I have also worked with Debian and CentOS, but for desktop/laptop usage they are hopelessly out of date. I mean, even the cutting edge Ubuntu and Fedora usually lack at least 6 months behind support for new laptop models and technology. This does mean stability though, so Debian/CentOS do have their markets.
But LMDE, based on testing repo just like Ubuntu, how 'cutting edge' is this? Is it more like Mint/Ubuntu or more like Debian Stable (uptodateness-wise)?
Is updating easy, or do you have to do old-school labor like spending an hour fixing your video card once per week?
Use-case: My Media Center, running XBMC, runs on Lubuntu 12.04 but it's starting to get old.
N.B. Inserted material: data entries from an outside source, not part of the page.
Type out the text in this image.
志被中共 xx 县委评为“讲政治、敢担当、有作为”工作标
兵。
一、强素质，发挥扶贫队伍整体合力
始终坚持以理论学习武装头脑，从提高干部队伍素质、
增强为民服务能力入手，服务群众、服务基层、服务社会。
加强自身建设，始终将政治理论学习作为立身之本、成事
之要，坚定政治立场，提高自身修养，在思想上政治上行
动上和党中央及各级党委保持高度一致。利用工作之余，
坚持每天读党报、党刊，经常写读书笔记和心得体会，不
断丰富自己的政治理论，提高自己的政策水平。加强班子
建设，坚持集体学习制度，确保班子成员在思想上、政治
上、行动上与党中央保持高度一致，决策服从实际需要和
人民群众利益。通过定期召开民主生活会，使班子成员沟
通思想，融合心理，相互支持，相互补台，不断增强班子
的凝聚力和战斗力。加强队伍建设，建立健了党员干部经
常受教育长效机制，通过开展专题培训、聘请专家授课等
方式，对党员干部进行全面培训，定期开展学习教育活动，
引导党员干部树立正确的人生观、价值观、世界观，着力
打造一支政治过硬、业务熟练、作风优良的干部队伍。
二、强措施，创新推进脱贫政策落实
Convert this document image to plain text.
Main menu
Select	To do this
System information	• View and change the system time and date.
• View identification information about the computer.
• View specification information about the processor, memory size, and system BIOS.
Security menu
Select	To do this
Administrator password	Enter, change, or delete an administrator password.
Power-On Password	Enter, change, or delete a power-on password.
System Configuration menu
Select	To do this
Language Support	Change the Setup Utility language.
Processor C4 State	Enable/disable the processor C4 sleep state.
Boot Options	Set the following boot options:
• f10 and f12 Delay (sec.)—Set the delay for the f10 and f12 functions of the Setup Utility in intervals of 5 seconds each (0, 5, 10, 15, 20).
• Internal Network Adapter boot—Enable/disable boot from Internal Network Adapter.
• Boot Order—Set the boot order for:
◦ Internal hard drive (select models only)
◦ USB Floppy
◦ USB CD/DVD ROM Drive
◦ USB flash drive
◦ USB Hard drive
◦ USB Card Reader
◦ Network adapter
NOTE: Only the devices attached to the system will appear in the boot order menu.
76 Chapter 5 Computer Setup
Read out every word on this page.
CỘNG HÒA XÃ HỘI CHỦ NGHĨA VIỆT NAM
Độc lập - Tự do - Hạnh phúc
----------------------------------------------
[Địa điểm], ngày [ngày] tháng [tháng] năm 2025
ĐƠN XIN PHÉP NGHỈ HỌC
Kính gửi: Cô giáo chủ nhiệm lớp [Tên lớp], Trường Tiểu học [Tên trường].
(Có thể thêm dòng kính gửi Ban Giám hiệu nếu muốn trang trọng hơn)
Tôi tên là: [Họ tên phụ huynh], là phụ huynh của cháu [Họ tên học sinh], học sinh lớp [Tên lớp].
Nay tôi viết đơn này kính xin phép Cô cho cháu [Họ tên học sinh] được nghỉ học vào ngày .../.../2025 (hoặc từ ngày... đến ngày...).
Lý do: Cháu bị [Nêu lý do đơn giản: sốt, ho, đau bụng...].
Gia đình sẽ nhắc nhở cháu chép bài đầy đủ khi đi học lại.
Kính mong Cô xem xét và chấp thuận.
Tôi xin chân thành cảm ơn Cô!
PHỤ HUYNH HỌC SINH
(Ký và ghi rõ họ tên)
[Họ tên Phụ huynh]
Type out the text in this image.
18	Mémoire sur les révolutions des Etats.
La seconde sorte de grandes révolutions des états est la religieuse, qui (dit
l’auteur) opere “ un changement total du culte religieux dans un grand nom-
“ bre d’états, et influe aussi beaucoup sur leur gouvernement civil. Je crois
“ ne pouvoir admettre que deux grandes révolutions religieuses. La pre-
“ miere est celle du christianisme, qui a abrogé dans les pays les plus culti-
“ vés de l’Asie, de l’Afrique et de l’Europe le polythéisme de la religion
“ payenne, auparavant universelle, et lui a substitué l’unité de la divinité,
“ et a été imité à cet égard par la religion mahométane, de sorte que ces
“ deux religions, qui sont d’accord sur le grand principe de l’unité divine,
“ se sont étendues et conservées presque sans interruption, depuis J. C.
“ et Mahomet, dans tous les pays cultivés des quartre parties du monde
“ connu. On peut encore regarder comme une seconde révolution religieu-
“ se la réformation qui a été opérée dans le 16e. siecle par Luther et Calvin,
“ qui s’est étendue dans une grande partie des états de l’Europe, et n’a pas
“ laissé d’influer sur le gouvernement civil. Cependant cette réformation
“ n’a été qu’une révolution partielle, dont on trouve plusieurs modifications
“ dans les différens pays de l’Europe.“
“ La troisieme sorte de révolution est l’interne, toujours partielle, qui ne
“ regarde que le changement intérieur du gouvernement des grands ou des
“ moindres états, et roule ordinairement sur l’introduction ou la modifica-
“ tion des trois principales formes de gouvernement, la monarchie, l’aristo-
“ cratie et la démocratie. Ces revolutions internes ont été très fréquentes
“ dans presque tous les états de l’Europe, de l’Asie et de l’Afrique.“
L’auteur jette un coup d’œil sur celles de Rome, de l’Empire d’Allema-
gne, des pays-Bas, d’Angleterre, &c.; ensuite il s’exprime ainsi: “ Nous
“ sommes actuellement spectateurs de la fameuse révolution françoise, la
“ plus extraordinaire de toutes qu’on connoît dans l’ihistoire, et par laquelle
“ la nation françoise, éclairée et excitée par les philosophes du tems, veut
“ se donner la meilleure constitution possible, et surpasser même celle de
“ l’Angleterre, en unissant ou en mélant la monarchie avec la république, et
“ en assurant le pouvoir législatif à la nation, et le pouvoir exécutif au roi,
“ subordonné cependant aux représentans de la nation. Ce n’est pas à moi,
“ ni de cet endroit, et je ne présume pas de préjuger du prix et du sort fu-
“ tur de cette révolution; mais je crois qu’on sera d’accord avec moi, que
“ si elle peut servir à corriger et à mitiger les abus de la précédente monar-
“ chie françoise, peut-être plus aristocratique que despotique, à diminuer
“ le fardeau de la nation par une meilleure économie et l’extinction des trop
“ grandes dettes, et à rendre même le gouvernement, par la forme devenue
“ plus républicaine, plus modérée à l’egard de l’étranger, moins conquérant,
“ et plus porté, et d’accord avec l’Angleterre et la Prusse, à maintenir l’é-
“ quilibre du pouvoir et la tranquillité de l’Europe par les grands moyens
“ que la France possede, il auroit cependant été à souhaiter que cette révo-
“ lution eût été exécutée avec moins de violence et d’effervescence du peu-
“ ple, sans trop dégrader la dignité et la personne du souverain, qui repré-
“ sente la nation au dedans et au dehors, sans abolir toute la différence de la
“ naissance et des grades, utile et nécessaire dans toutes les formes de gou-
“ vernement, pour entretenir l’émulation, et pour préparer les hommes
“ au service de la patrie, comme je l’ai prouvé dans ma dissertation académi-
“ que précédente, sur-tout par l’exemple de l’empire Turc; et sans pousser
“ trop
Uptodate video drivers are so much better, but I still have to stick to the year-old-ones because Ubuntu devs have not been able to fix the post-release updater since frickin' 11.10
, and I don't want to do a manual installation, because that would require me redoing it after every kernel- or headers-update. Yes this annoys me somewhat because newer versions do okay, but I chose 12.04 PURPOSELY because of the LTS and thinking that this kind of solutions would roll back to me. But no, not in a thousand days. (Actually, not in 510 days.) I should upgrade to 12.10, if it wasn't for amount of effort it takes to bring back the cable-cutting features I implemented, and me having to upgrade in 6 months all over again.
Are updates that break always going to break, or can I make an image, have bad update, recover image, wait 4 weeks, update again without problem?